Newsnational Montag, 12.07.2021 |  Drucken

Nach Anfrage des ZMD greift der Duden antimuslimische Entwicklungen auf

Dass sich die schlichte Existenz antimuslimischer Strukturen nicht mehr zu leugnen ist, lässt sich nun auch mit Verweis auf den Duden belegen

In der Fachwelt gibt es keinen Konsens bezüglich der Nutzung eines Begriffes, der antimuslimisches Klima ebenso wie gefühlte Ablehnung gegenüber Muslim:innen, sprachliche Denunziationen, körperliche Angriffe und strukturelle Benachteiligungen umfasst. Während in Österreich das Jahrbuch für Islamophobieforschung herausgegeben wird, hat das Bundesinnenministerium im vergangenen Jahr einen unabhängigen Expertenkreis Muslimfeindlichkeit berufen, der unterschiedliche Erscheinungsformen untersuchen soll. Gebraucht wird häufig auch der Terminus Islamfeindlichkeit. Postkolonialist:innen und Poststrukturalitist:innen hingegen bevorzugen den Begriff des antimuslimischen Rassismus, um strukturelle Verwurzelungen mit zu beschreiben. Im Duden allerdings waren diese Begriffe bis vor Kurzem noch nicht zu finden. Das hat sich nun geändert.
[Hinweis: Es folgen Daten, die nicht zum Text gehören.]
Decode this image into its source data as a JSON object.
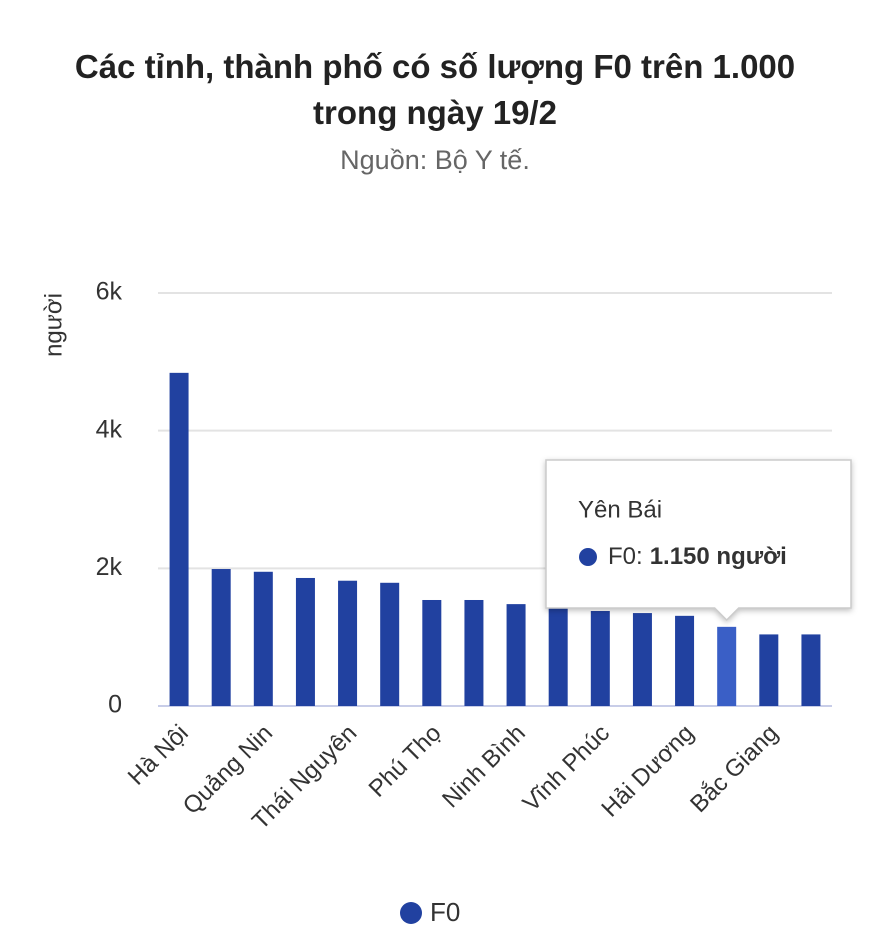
{
  "chart_data": {
    "type": "bar",
    "title": "Các tỉnh, thành phố có số lượng F0 trên 1.000 trong ngày 19/2",
    "subtitle": "Nguồn: Bộ Y tế.",
    "y_label": "người",
    "categories": [
      "Hà Nội",
      null,
      "Quảng Nin",
      null,
      "Thái Nguyên",
      null,
      "Phú Thọ",
      null,
      "Ninh Bình",
      null,
      "Vĩnh Phúc",
      null,
      "Hải Dương",
      null,
      "Bắc Giang",
      null
    ],
    "series": [
      {
        "name": "F0",
        "color": "#2141a0",
        "highlight_color": "#3a5fc6",
        "values": [
          4840,
          1990,
          1950,
          1860,
          1820,
          1790,
          1540,
          1540,
          1480,
          1420,
          1380,
          1350,
          1310,
          1150,
          1040,
          1040
        ]
      }
    ],
    "ylim": [
      0,
      6000
    ],
    "yticks": [
      0,
      {
        "value": 2000,
        "label": "2k"
      },
      {
        "value": 4000,
        "label": "4k"
      },
      {
        "value": 6000,
        "label": "6k"
      }
    ],
    "grid": true,
    "legend": "bottom",
    "tooltip": {
      "index": 13,
      "title": "Yên Bái",
      "label": "F0:",
      "value_label": "1.150 người"
    }
  }
}
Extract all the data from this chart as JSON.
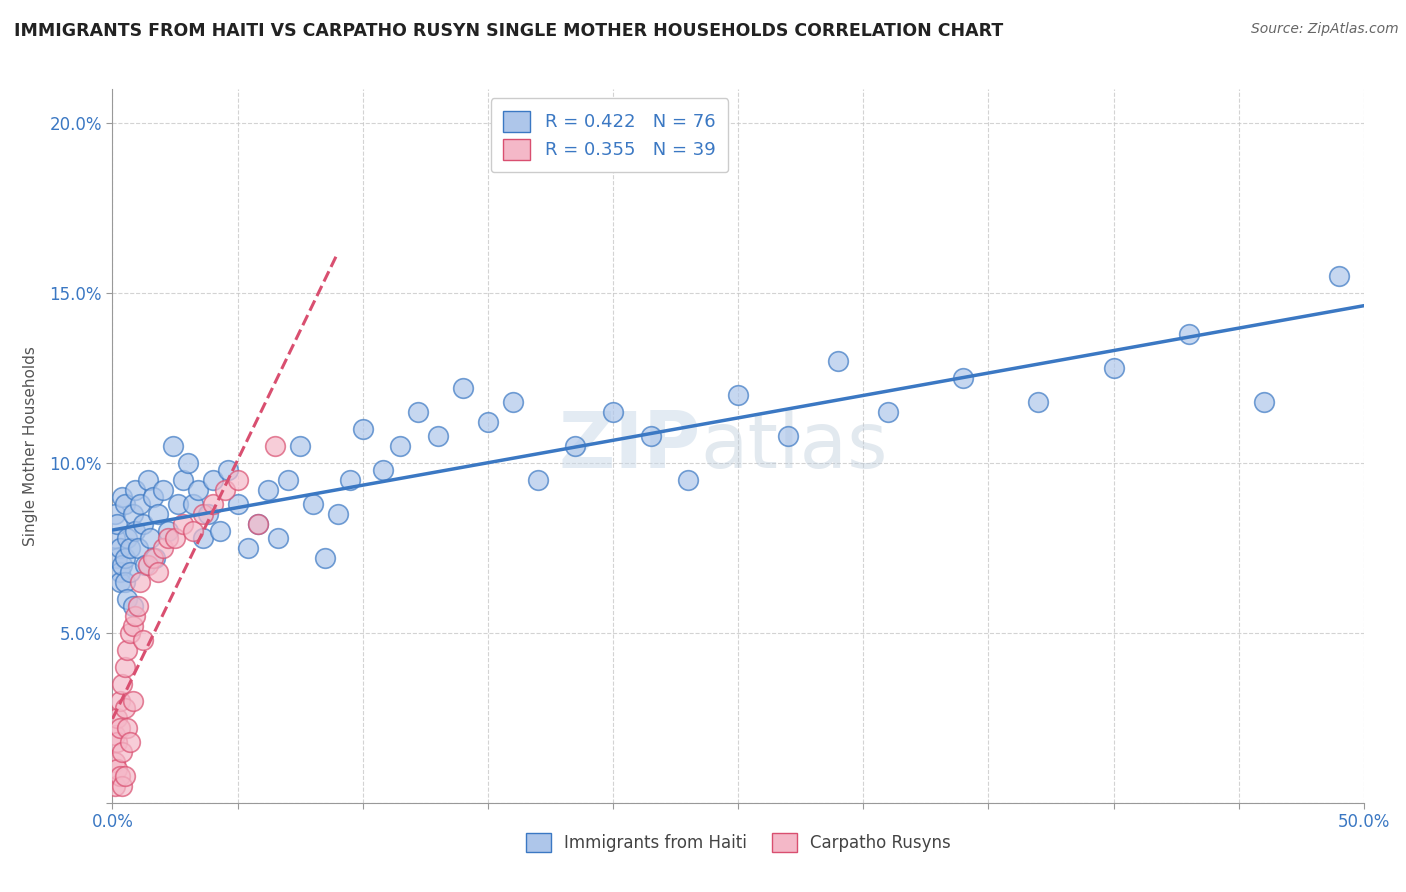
{
  "title": "IMMIGRANTS FROM HAITI VS CARPATHO RUSYN SINGLE MOTHER HOUSEHOLDS CORRELATION CHART",
  "source": "Source: ZipAtlas.com",
  "xlabel": "",
  "ylabel": "Single Mother Households",
  "xlim": [
    0.0,
    0.5
  ],
  "ylim": [
    0.0,
    0.21
  ],
  "xticks": [
    0.0,
    0.05,
    0.1,
    0.15,
    0.2,
    0.25,
    0.3,
    0.35,
    0.4,
    0.45,
    0.5
  ],
  "yticks": [
    0.0,
    0.05,
    0.1,
    0.15,
    0.2
  ],
  "haiti_R": 0.422,
  "haiti_N": 76,
  "rusyn_R": 0.355,
  "rusyn_N": 39,
  "haiti_color": "#aec6ea",
  "rusyn_color": "#f4b8c8",
  "haiti_line_color": "#3b78c3",
  "rusyn_line_color": "#d94f70",
  "background_color": "#ffffff",
  "grid_color": "#c8c8c8",
  "haiti_x": [
    0.001,
    0.001,
    0.002,
    0.002,
    0.003,
    0.003,
    0.003,
    0.004,
    0.004,
    0.005,
    0.005,
    0.005,
    0.006,
    0.006,
    0.007,
    0.007,
    0.008,
    0.008,
    0.009,
    0.009,
    0.01,
    0.011,
    0.012,
    0.013,
    0.014,
    0.015,
    0.016,
    0.017,
    0.018,
    0.02,
    0.022,
    0.024,
    0.026,
    0.028,
    0.03,
    0.032,
    0.034,
    0.036,
    0.038,
    0.04,
    0.043,
    0.046,
    0.05,
    0.054,
    0.058,
    0.062,
    0.066,
    0.07,
    0.075,
    0.08,
    0.085,
    0.09,
    0.095,
    0.1,
    0.108,
    0.115,
    0.122,
    0.13,
    0.14,
    0.15,
    0.16,
    0.17,
    0.185,
    0.2,
    0.215,
    0.23,
    0.25,
    0.27,
    0.29,
    0.31,
    0.34,
    0.37,
    0.4,
    0.43,
    0.46,
    0.49
  ],
  "haiti_y": [
    0.085,
    0.078,
    0.082,
    0.072,
    0.068,
    0.075,
    0.065,
    0.09,
    0.07,
    0.088,
    0.072,
    0.065,
    0.078,
    0.06,
    0.075,
    0.068,
    0.085,
    0.058,
    0.092,
    0.08,
    0.075,
    0.088,
    0.082,
    0.07,
    0.095,
    0.078,
    0.09,
    0.072,
    0.085,
    0.092,
    0.08,
    0.105,
    0.088,
    0.095,
    0.1,
    0.088,
    0.092,
    0.078,
    0.085,
    0.095,
    0.08,
    0.098,
    0.088,
    0.075,
    0.082,
    0.092,
    0.078,
    0.095,
    0.105,
    0.088,
    0.072,
    0.085,
    0.095,
    0.11,
    0.098,
    0.105,
    0.115,
    0.108,
    0.122,
    0.112,
    0.118,
    0.095,
    0.105,
    0.115,
    0.108,
    0.095,
    0.12,
    0.108,
    0.13,
    0.115,
    0.125,
    0.118,
    0.128,
    0.138,
    0.118,
    0.155
  ],
  "rusyn_x": [
    0.001,
    0.001,
    0.001,
    0.002,
    0.002,
    0.002,
    0.003,
    0.003,
    0.003,
    0.004,
    0.004,
    0.004,
    0.005,
    0.005,
    0.005,
    0.006,
    0.006,
    0.007,
    0.007,
    0.008,
    0.008,
    0.009,
    0.01,
    0.011,
    0.012,
    0.014,
    0.016,
    0.018,
    0.02,
    0.022,
    0.025,
    0.028,
    0.032,
    0.036,
    0.04,
    0.045,
    0.05,
    0.058,
    0.065
  ],
  "rusyn_y": [
    0.02,
    0.012,
    0.005,
    0.025,
    0.018,
    0.01,
    0.03,
    0.022,
    0.008,
    0.035,
    0.015,
    0.005,
    0.04,
    0.028,
    0.008,
    0.045,
    0.022,
    0.05,
    0.018,
    0.052,
    0.03,
    0.055,
    0.058,
    0.065,
    0.048,
    0.07,
    0.072,
    0.068,
    0.075,
    0.078,
    0.078,
    0.082,
    0.08,
    0.085,
    0.088,
    0.092,
    0.095,
    0.082,
    0.105
  ],
  "haiti_line_start_x": 0.0,
  "haiti_line_end_x": 0.5,
  "rusyn_line_start_x": 0.0,
  "rusyn_line_end_x": 0.09
}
In einer Anfrage an den Duden-Verlag betonte der ZMD jüngst, das Wörterbuch müsse dem wachsenden Rechtsextremismus, dem sich ausbreitenden Rassismus sowie der längst etablierten Verwendung der Begriffe der Muslimfeindlichkeit und des antimuslimischen Rassismus im oralen Sprachgebrauch gerecht werden. Nach den antimuslimischen Morden von Hanau im Februar 2020 nutzte auch etwa Bundespräsident Steinmeier den Begriff der Muslimfeindlichkeit, um jene staatszersetzende und rassistische Kraft zu beschreiben, die Muslim:innen wie die Demokratie als solche und gesellschaftlich geteilte Werte im Kern angreife.[i] Der ZMD wies ferner auf die Verwendung der verwandten Begrifflichkeiten der Judenfeindlichkeit bzw. des Antisemitismus hin, die im Duden längst nachzuschlagen seien. Nach einer Durchsuchung des Dudenkorpus, im Rahmen welcher der Duden wiederholt auf die vom ZMD betonten Begriffe stieß, kündigte man in einem Antwortschreiben an den ZMD nun an, man werde sie in das Online-Wörterbuch aufnehmen. Seit dem vergangenen Quartal sind die Begriffe nun abrufbar.[ii]

Der Duden wird so einer besorgniserregenden Entwicklung der vergangenen Jahre gerecht, die sich zu manifestieren scheint. Im Zuge der Kulturalisierung von Debatten um Migration und Integration seit der Jahrtausendwende sehen sich deutsche Muslim:innen zunehmender Feindseligkeit ausgesetzt. Muslim:innen und Moscheen sind regelmäßig Ziel von Attacken[iii] und Debatten um Leitkultur und Zugehörigkeit schließen sie nicht nur explizit aus, sondern setzen sie einem wachsenden Rechtfertigungsdruck aus. Unter dem Deckmantel vermeintlich legitimer Islamkritik wird währenddessen Hass geschürt. Der Islam wird in diesem Zusammenhang als homogene Einheit konzipiert und seine Vielfalt verkannt. Der Duden wird dieser Entwicklung nun zumindest insofern gerecht, als er unterschiedliche Konzepte, die diese Entwicklung zu greifen versuchen, in sein Verzeichnis aufnimmt. Dass sich die schlichte Existenz antimuslimischer Strukturen nicht mehr zu leugnen ist, lässt sich nun auch mit Verweis auf den Duden belegen.